Wednesday of the Twenty-ninth Week in Ordinary Time
At work recently, I was struggling to get everything I supposed to do accomplished. While my workload kept growing, as many of ours have, my ability to juggle the amount of tasks was being diminished because I was not looking at the big picture. Ministry is often an unpredictable vocation. Yet there was one thing that kept to coming to me in prayer and that message was to be prepared. As an Eagle Scout I understand well that the motto of the Boy Scouts is to “Be Prepared”, yet my inability to handle unexpected realities suggested otherwise.
Being prepared means understanding the mystery that is our “eternal purpose” which means that all we do is done with through the gift of God’s grace. For Paul this meant being humble in his understanding of self, and bold in his understanding that all he did was through faith in Jesus. Fr. Robert Barron, a priest from the Archdiocese of Chicago, puts it a different way. “Our lives are not about us.” Even my first sentence suggests that it is I who accomplish things.
Who is it that accomplishes anything; is it us or the one who sent us? Perhaps we could ponder our own internal motivations in order to answer this question. Paul uses the phrase copartners in describing in Body of Christ. “Copartners in the promise in Christ Jesus” through the preaching of the Gospel, this language reinforces a less dichotomous approach. It seems both holy and whole that what is accomplished is done so by God through us. Both need to be of equal weight. What seems precarious is how we arrive at this balance.

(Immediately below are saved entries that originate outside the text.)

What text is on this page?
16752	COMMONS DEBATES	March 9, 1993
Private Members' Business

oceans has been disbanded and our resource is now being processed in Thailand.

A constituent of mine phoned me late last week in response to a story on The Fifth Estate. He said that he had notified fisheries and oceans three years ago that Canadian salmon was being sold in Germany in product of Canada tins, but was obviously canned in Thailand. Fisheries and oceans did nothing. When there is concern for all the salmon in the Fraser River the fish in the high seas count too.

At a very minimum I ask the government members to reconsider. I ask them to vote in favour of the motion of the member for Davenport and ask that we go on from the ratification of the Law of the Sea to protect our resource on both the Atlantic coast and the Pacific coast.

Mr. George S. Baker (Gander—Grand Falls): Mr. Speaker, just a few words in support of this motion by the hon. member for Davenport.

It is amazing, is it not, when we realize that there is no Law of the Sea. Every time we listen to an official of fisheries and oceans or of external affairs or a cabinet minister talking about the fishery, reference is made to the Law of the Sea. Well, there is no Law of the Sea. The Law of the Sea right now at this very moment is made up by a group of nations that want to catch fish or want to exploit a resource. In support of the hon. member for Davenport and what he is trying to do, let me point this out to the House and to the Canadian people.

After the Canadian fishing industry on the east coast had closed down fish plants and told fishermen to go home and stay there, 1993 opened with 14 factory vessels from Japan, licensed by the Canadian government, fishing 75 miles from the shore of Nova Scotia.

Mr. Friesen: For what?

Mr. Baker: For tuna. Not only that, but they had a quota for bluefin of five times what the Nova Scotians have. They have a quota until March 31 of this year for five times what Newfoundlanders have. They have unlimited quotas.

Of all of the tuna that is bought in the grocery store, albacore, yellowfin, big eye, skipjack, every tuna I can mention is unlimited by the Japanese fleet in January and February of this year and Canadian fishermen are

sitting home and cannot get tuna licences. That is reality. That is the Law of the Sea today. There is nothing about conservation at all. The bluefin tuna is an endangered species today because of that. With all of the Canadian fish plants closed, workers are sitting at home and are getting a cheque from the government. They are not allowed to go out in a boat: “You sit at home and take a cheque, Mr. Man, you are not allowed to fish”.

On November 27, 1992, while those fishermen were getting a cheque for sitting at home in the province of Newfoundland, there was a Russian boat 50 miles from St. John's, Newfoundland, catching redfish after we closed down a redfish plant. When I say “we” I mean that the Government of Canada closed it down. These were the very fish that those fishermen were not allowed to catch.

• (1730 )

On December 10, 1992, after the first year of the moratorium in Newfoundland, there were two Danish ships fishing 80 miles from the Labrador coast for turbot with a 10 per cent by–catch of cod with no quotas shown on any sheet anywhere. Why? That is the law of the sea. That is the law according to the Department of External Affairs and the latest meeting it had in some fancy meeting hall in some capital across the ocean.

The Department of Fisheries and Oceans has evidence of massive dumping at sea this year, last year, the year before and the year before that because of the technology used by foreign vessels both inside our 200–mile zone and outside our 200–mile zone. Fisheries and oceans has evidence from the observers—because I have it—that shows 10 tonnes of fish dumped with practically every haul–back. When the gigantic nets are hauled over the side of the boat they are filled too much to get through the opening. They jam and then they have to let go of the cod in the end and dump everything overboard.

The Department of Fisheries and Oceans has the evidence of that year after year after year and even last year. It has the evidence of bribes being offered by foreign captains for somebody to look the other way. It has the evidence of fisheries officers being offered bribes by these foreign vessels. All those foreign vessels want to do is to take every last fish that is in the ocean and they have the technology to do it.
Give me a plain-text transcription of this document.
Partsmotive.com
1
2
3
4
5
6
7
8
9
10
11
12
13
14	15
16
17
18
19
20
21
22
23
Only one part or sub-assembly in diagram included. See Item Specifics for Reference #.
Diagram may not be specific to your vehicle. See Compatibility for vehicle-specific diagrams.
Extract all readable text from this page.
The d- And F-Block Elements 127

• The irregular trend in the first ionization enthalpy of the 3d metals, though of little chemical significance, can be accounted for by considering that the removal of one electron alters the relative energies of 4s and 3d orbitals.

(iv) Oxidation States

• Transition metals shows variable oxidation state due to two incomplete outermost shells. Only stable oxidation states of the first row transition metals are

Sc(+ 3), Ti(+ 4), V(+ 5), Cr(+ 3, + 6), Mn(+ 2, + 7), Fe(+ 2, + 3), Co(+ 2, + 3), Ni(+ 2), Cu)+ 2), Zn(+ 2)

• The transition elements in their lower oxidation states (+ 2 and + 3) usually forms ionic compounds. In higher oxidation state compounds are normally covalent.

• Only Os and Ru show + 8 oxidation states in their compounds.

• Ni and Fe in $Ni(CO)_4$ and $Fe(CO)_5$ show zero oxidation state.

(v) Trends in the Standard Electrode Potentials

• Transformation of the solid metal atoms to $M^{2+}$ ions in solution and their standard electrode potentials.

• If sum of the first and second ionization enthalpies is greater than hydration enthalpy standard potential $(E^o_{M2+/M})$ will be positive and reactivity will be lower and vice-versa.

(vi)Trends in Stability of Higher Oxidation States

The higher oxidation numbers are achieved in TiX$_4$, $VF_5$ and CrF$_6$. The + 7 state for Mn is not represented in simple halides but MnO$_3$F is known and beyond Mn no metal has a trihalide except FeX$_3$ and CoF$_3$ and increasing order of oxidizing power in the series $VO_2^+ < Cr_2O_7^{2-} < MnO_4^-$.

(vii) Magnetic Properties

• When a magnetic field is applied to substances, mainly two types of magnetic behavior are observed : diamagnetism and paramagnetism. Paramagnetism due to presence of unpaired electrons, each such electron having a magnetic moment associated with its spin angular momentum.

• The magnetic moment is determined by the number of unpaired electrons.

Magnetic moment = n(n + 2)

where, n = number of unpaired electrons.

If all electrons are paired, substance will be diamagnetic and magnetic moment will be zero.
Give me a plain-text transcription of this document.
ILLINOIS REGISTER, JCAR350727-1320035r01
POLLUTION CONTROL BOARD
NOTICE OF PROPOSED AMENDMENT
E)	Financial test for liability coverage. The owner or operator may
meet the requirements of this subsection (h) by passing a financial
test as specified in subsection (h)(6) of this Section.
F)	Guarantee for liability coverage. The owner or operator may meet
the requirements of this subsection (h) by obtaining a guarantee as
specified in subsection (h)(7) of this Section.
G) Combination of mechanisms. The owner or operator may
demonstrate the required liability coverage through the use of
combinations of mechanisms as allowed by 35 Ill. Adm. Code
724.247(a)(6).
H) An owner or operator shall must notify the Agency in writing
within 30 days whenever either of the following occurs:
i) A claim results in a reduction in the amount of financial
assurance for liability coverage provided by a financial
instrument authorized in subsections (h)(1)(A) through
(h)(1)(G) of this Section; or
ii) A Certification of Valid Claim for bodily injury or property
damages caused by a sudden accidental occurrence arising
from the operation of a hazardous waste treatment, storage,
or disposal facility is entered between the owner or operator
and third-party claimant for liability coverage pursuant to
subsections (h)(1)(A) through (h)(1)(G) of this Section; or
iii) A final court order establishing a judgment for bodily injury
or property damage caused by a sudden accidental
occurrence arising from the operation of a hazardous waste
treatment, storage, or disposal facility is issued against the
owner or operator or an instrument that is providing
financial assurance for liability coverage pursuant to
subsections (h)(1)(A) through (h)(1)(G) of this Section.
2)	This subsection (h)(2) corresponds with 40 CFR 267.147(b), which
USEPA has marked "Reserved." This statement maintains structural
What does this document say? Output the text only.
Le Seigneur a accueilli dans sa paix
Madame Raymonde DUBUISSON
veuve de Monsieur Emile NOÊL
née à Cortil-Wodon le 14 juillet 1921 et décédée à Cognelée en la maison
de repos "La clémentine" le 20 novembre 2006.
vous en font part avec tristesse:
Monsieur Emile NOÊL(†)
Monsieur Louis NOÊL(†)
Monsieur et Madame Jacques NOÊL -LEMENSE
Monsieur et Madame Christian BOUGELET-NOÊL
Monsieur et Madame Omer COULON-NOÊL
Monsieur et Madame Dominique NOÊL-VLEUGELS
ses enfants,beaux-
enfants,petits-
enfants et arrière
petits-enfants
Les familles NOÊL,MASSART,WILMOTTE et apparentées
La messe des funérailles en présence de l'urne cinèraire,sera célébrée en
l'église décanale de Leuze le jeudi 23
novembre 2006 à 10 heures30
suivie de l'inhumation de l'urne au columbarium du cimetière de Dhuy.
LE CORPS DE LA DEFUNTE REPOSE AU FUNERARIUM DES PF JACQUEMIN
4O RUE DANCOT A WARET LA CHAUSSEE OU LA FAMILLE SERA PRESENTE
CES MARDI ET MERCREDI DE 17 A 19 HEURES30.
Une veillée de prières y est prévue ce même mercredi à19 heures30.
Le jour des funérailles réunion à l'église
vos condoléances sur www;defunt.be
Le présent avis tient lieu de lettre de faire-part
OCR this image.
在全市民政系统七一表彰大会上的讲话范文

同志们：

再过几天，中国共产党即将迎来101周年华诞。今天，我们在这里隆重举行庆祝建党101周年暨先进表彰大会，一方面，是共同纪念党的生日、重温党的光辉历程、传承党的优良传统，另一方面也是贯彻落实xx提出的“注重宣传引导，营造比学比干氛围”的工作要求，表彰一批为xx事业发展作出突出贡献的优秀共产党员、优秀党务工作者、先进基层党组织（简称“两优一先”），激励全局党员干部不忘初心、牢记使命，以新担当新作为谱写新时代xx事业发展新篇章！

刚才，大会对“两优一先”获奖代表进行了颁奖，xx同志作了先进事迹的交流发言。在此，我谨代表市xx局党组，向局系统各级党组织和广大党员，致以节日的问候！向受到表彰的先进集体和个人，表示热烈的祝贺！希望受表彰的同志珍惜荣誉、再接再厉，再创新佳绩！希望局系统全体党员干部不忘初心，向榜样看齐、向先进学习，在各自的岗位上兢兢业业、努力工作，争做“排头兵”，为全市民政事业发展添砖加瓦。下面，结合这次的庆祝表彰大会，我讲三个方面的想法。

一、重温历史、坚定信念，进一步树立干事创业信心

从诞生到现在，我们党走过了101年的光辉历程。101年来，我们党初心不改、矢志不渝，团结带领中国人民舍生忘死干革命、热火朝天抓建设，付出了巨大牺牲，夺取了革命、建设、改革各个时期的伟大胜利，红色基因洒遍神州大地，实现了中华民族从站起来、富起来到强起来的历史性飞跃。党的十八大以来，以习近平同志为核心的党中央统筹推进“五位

It is a balance that will allow us to be prepared no matter when the master approaches with a need or task. The tension for many of us is that we forget to put the Lord first. How do we bring balance to being a faithful disciple? The answer may be as numerous all the drops of water in the world. Today’s psalm leads me to perhaps one of the better answers. Give thanks to the Lord and sing praise to the Lord. For many of us, myself included, having a pronounced attitude of gratitude would move us greatly in our efforts toward being prepared for the unexpected. This is especially true since none of us know the day or the hour in which the master will call upon us.